Durant l’été 2013, Mme [V] [X] a acquis un immeuble d’habitation, nommé 'Résidence Nougatine', dans le but de créer plusieurs logements à vocation locative.
Par acte en date du 5 mars 2014, Mme [V] [X] a consenti un contrat de location pour la vie durant à M. [D] et ce, de façon rétroactive au 1er janvier 2014 pour le logement situé sis [Adresse 4] à [Localité 8], qui perdra ses effets au décès du locataire.
Par acte sous seing privé 'intitulé reconnaissance de dette’ et daté du 31 janvier 2017, Mme [V] [X] a souscrit une reconnaissance de dette ainsi libellée : «' je reconnais devoir à M. [D] [W] demeurant [Adresse 4], la somme de 18.000 euros qui lui sera remboursée au plus tard le 31 décembre 2019. Fait à [Localité 8] en double exemplaire le 31 janvier 2017'». Cette reconnaissance de dette est suivie de la signature de Mme [X] et de celle de M. [D] lesquelles ont toutes les deux été légalisées par le maire de [Localité 8] le 31 janvier 2017.

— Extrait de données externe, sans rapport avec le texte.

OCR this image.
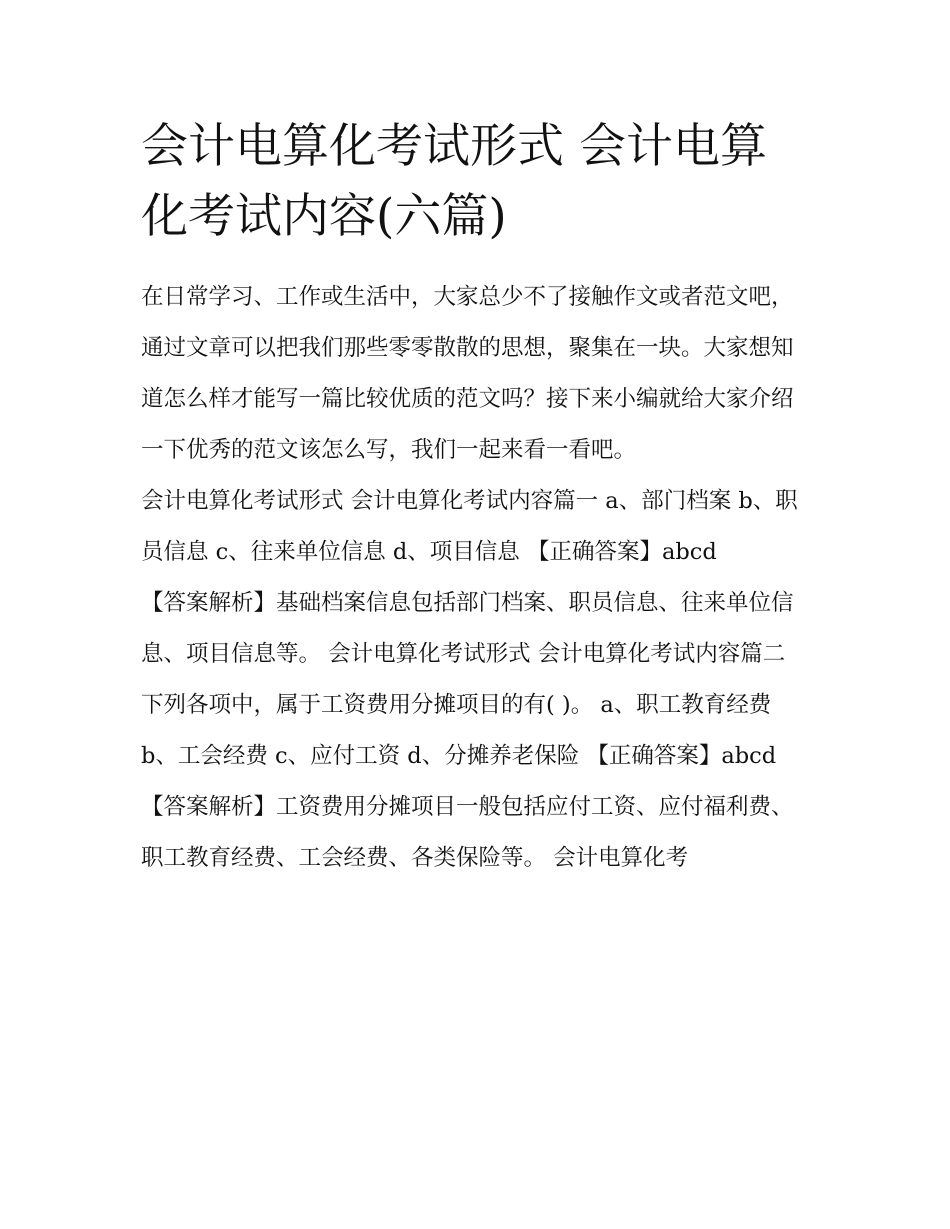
会计电算化考试形式 会计电算化考试内容(六篇)

在日常学习、工作或生活中，大家总少不了接触作文或者范文吧，通过文章可以把我们那些零零散散的思想，聚集在一块。大家想知道怎么样才能写一篇比较优质的范文吗？接下来小编就给大家介绍一下优秀的范文该怎么写，我们一起来看一看吧。

会计电算化考试形式 会计电算化考试内容篇一 a、部门档案 b、职员信息 c、往来单位信息 d、项目信息 【正确答案】abcd

【答案解析】基础档案信息包括部门档案、职员信息、往来单位信息、项目信息等。 会计电算化考试形式 会计电算化考试内容篇二

下列各项中，属于工资费用分摊项目的有( )。 a、职工教育经费 b、工会经费 c、应付工资 d、分摊养老保险 【正确答案】abcd

【答案解析】工资费用分摊项目一般包括应付工资、应付福利费、职工教育经费、工会经费、各类保险等。 会计电算化考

Par jugement du 5 février 2019 rendu par le tribunal d’instance de Montélimar, Mme [V] [X] a été placée sous curatelle renforcée pour une durée de 60 mois et l’association PARI a été désignée en qualité de curateur pour l’assister et la contrôler dans la gestion de ses biens et de sa personne.
Par acte du 17 janvier 2020, M. [W] [D] a assigné Mme [V] [X] et son curateur devant le juge des contentieux et de la protection du tribunal de proximité de Montélimar en vue notamment du paiement de la somme de 18.000 euros au titre de la reconnaissance de dette en date du 31 janvier 2017
Par jugement du 7 février 2022 le tribunal de proximité de Montélimar a déclaré le tribunal judiciaire de Valence compétent pour connaître de la demande de M. [W] [D] tendant à la condamnation de Mme [V] [X] à lui verser la somme de 18.000 euros en vertu d’une reconnaissance de dette datée du 31 janvier 2017, dont l’authenticité est contestée.
Par jugement en date du 9 janvier 2024, le tribunal judiciaire de Valence a :
— condamné Mme [V] [X] à verser à M. [W] [D] la somme de 18. 000 euros en vertu de la reconnaissance de dette du 31 janvier 2017 venue à échéance le 31 décembre 2019,
— condamné Mme [V] [X] à verser à M. [W] [D] la somme de 1.200 euros au titre de l’article 700 du code de procédure civile,
— débouté les parties de leurs fins et prétentions plus amples ou contraires,
— condamné Madame [V] [X] aux entiers dépens de l’instance,
— rappelé que la présente décision est de droit exécutoire, à titre provisoire en application de l’article 514 du code de procédure civile dans sa rédaction applicable au 1er janvier 2020.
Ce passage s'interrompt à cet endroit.